• Solved Math in BASH Part 2: bc question

@daniel-lowrie87

I have a question concerning bc. In your video “Math in BASH Part 2”, at 25 minutes in, you go over the script: 3bc_script.sh

When var5 is assigned the value that results from running the bc commands, how does it know to return the sum of foo1 + foo2 instead of just the text “EOF”? It's not like you explicit assigned a value to EOF, and there's nothing special about EOF other than it's the last line of the bc command set.

If we go into bc and type out the same lines from the bc command set, when we get to the end and type EOF, it just returns a syntax error, but when it's scripted, it just works.

I'm guessing that bc has a “result” value when it exits, populated by the most recent calculation. If this is the case, why is the EOF text even necessary? Why isn't: “var5=\$(bc <<” on it's own, good enough?

Thanks for any insight you may have, and thanks for the great set of BASH videos you and Ronnie have put out.

-Chris

• Hey Chris! I see that you're having a bit of trouble understanding the last example of "math in bash" using the bc tool. Let's see if we can't remove the fog and clear things up.

I looks like the first thing to address is the way in which we are using bc. In the example (3bc_script.sh), we have declared 4 BASH variables right out of the gate. They are var1/2/3/4. Then we create var5 which is special because var5 is going to get its value from the output of the bc tool. Here, we get to use the bc tool with the input redirector and that is the first key to what is going on and why we have EOF being used. Let's look at the code...

var5=\$(bc << EOF

I could have just as easily written this like this...

var5=\$(bc << shoes

or

var5=\$(bc << snorkel

All that EOF, or shoes, or snorkel is doing is telling bc that it has reached the end of the redirected input.

Then we start throwing bc syntax at bc...

scale = 4
foo1 = ( \$var1 * \$var2 )
foo2 = ( \$var3 * \$var4 )
foo1 + foo2
EOF
)

So here we have scale = 4, this is a special bc variable that truncates or extends the decimal place. In this case I've set it to 4 decimal places.

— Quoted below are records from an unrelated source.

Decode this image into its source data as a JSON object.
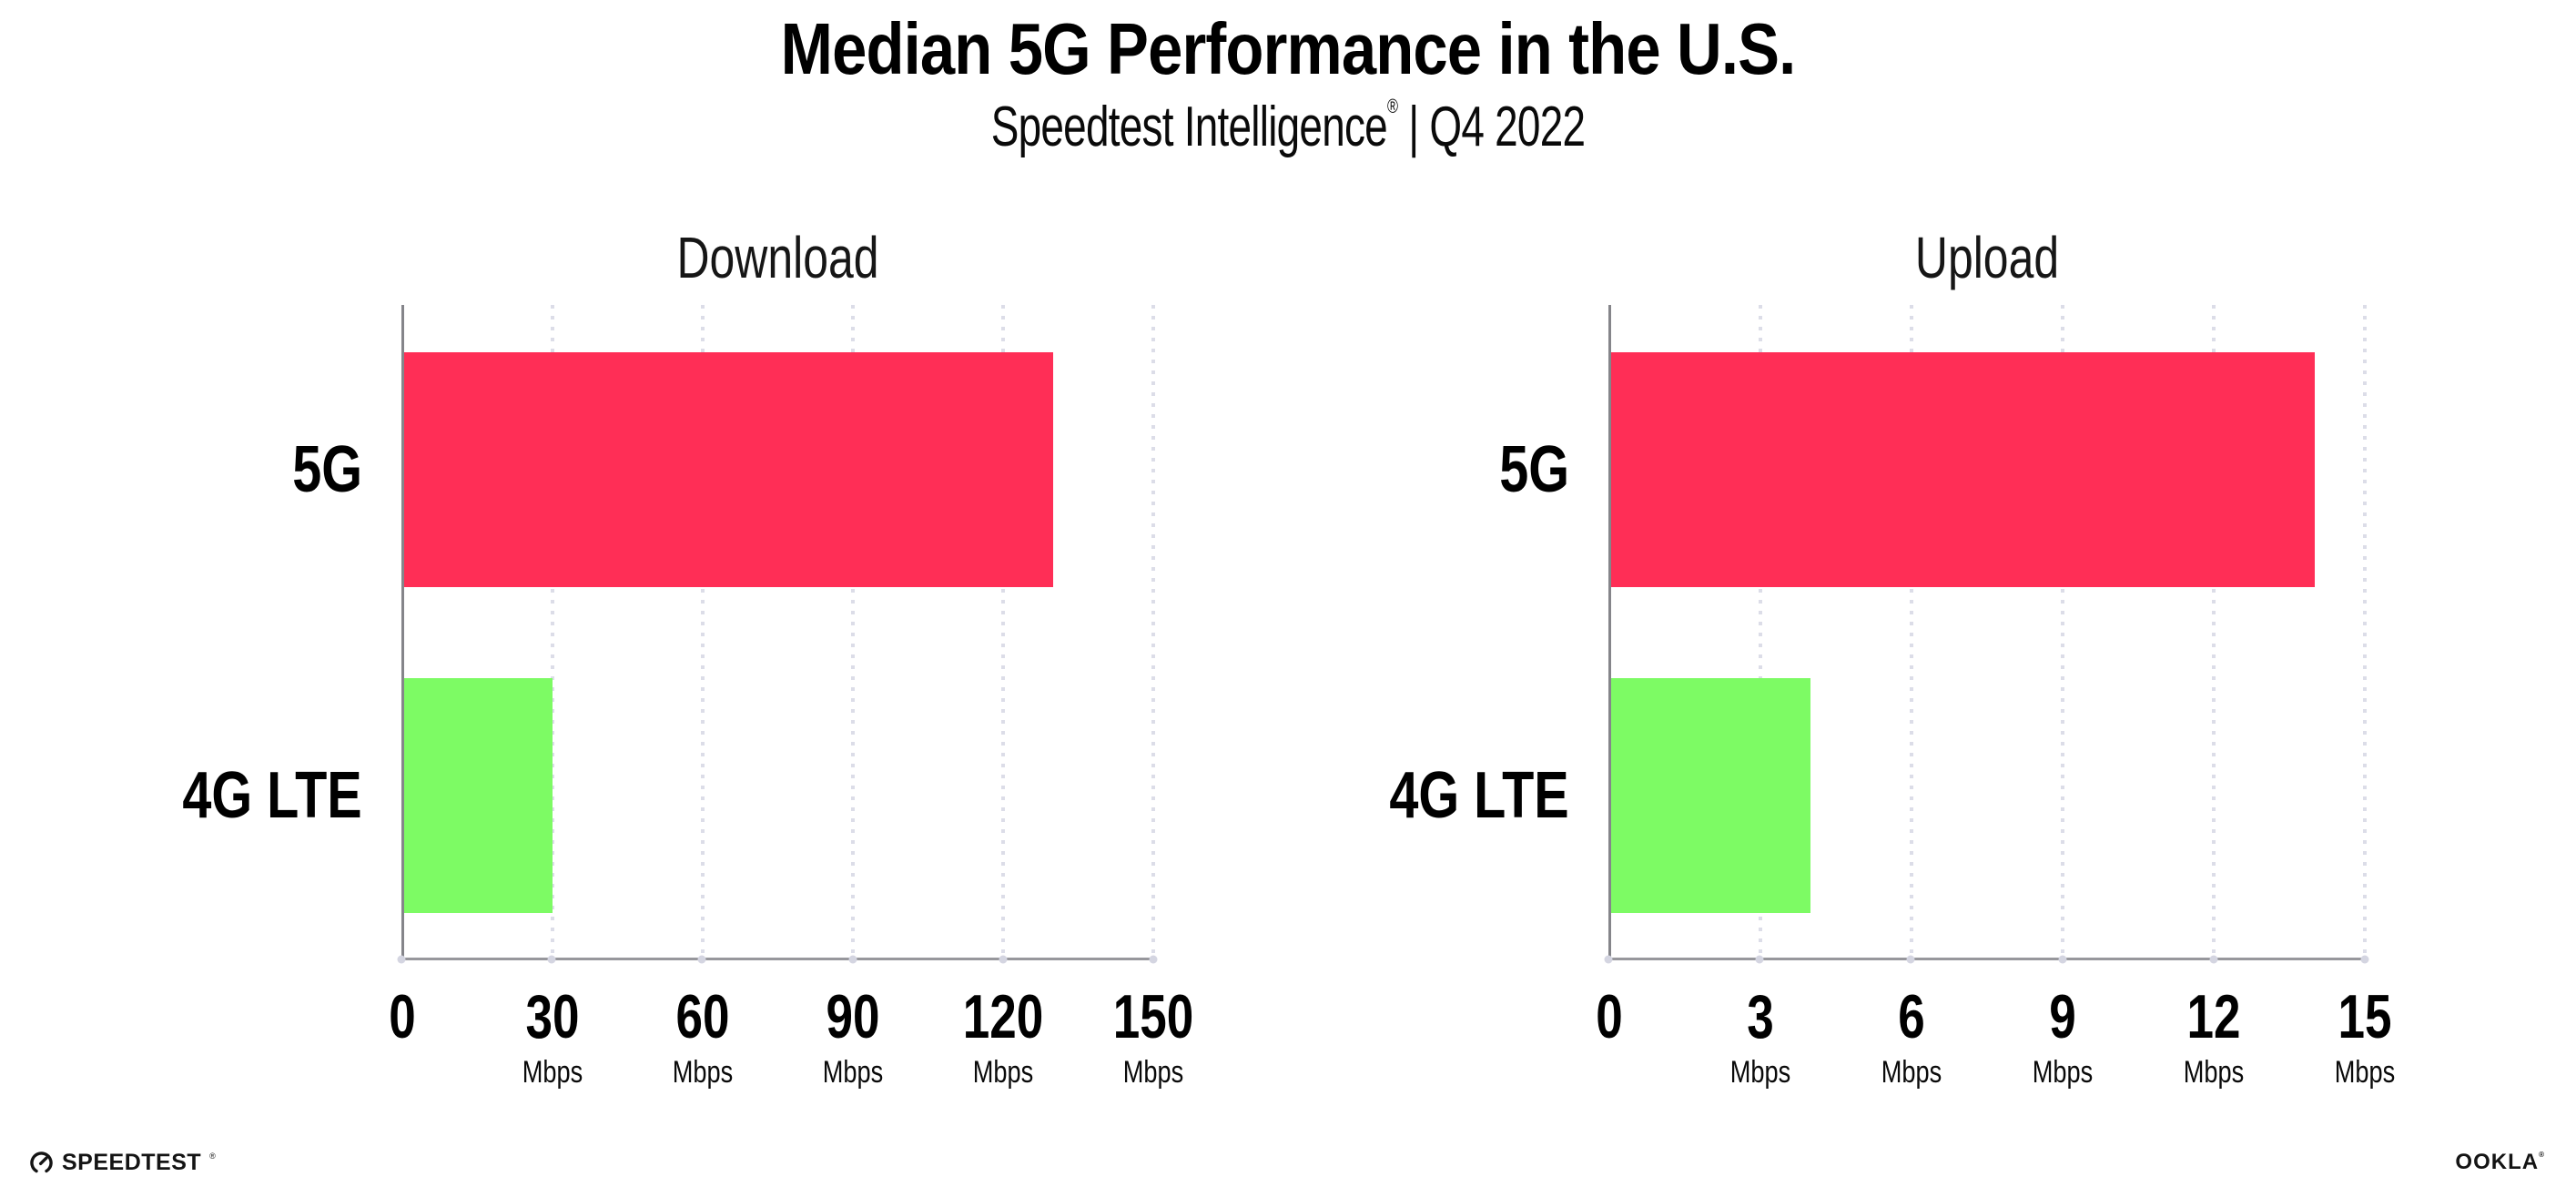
{
  "header": {
    "title": "Median 5G Performance in the U.S.",
    "subtitle_brand": "Speedtest Intelligence",
    "subtitle_reg": "®",
    "subtitle_rest": " | Q4 2022"
  },
  "chart_data": [
    {
      "type": "bar",
      "orientation": "horizontal",
      "title": "Download",
      "categories": [
        "5G",
        "4G LTE"
      ],
      "values": [
        130,
        30
      ],
      "unit": "Mbps",
      "xlabel": "",
      "ylabel": "",
      "xlim": [
        0,
        150
      ],
      "xticks": [
        0,
        30,
        60,
        90,
        120,
        150
      ],
      "bar_colors": [
        "#ff2e56",
        "#7dfb64"
      ],
      "grid": "dotted-vertical",
      "legend": "none"
    },
    {
      "type": "bar",
      "orientation": "horizontal",
      "title": "Upload",
      "categories": [
        "5G",
        "4G LTE"
      ],
      "values": [
        14,
        4
      ],
      "unit": "Mbps",
      "xlabel": "",
      "ylabel": "",
      "xlim": [
        0,
        15
      ],
      "xticks": [
        0,
        3,
        6,
        9,
        12,
        15
      ],
      "bar_colors": [
        "#ff2e56",
        "#7dfb64"
      ],
      "grid": "dotted-vertical",
      "legend": "none"
    }
  ],
  "colors": {
    "bar_5g": "#ff2e56",
    "bar_4g_lte": "#7dfb64",
    "axis_line": "#97979c",
    "grid_dots": "#dcdde8",
    "text": "#000000",
    "background": "#ffffff"
  },
  "footer": {
    "speedtest_label": "SPEEDTEST",
    "speedtest_reg": "®",
    "ookla_label": "OOKLA",
    "ookla_reg": "®"
  }
}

The next 2 lines are declaring variables in bc. bc is basically another scripting language that does math and in this little code block we are jumping into bc. I say this because, I don't want you to confuse the BASH variables with the bc variables (foo1 and foo2). So we are giving our bc variables some value and that value is the product of multiplying the values of our BASH variables \$var1 * \$var2 and \$var3 * \$var4 respectively. Now that our bc variables have value we can perform addition using those bc variables (foo1 + foo2).

Finally, we see our EOF. Now that we're done using bc for our math calculations, we need to jump out and EOF is how we do that. Again, this could be shoes or snorkel or anything else we want. Also don't forget to close your parenthesis for the var5 BASH variable.

Once we're out of bc and back into BASH, we can just echo the value of our var5 BASH variable, which gets its value from the bc script.

You can see this more simply by just using bc. Here is a modified version of the 3bc_script.sh script. Really the only difference is that we're not declaring BASH variables. At the terminal prompt just type...

bc << EOF
(You'll notice your prompt change. That's because you're now in bc)
>scale = 4
>foo1 = ( 4.56 * 5.67 )
>foo2 = ( 6.78 * 7.89 )
> foo1 + foo2
>EOF (This is to let bc know you're done and to jump back to BASH and display the answer to standard output)
79.3494 (Now you're back in BASH)

Hopefully that helps you out. If you're still having trouble please feel free to reply back with your questions. I'm happy to do all that I can to help you.

Cheers,
Daniel Lowrie

ITProTV
Show Host

• @daniel-lowrie87
Hi Dan,

OK, I see now. You are assigning an exit statement. It was clear that what you were doing in the video works, it just was bothering me as to HOW it works, I was assuming EOF, or shoe, or snorkel were variables that were getting the answer value assigned to it.

I suspected that it's something that is used in other shell programs and knowing what the mechanism is would be useful to know in case it is a feature of other shell programs, rather than it just being a quirky way that bc works.

You touched on it in the video, when you mentioned that you were using an advanced version of I/O redirection "<< ", and your example helps, and I see now that you comment that it is inline input redirection in the script, but it was still a little muddy. Luckily I have a co-worker that was able to expand on what you were doing there. I'm sure you would have come to similar explanation if I was more clear on what I was troubled with.

He told me that we are using a Here Tag and that bc complies with the Here Document convention, and yes that they are used with other shell programs.

Playing around with the idea I changed the script a bit, and it seems to be working.

var5=\$(bc << ExitHere
scale = 4
foo1 = ( \$var1 * \$var2 )
foo2 = ( \$var3 * \$var4 )
#foo1 + foo2
foo1 - foo2
ExitHere
#foo1 * foo2
#foo1 / foo2
)

Anyway, thanks again for the reply. Hopefully I've got it now.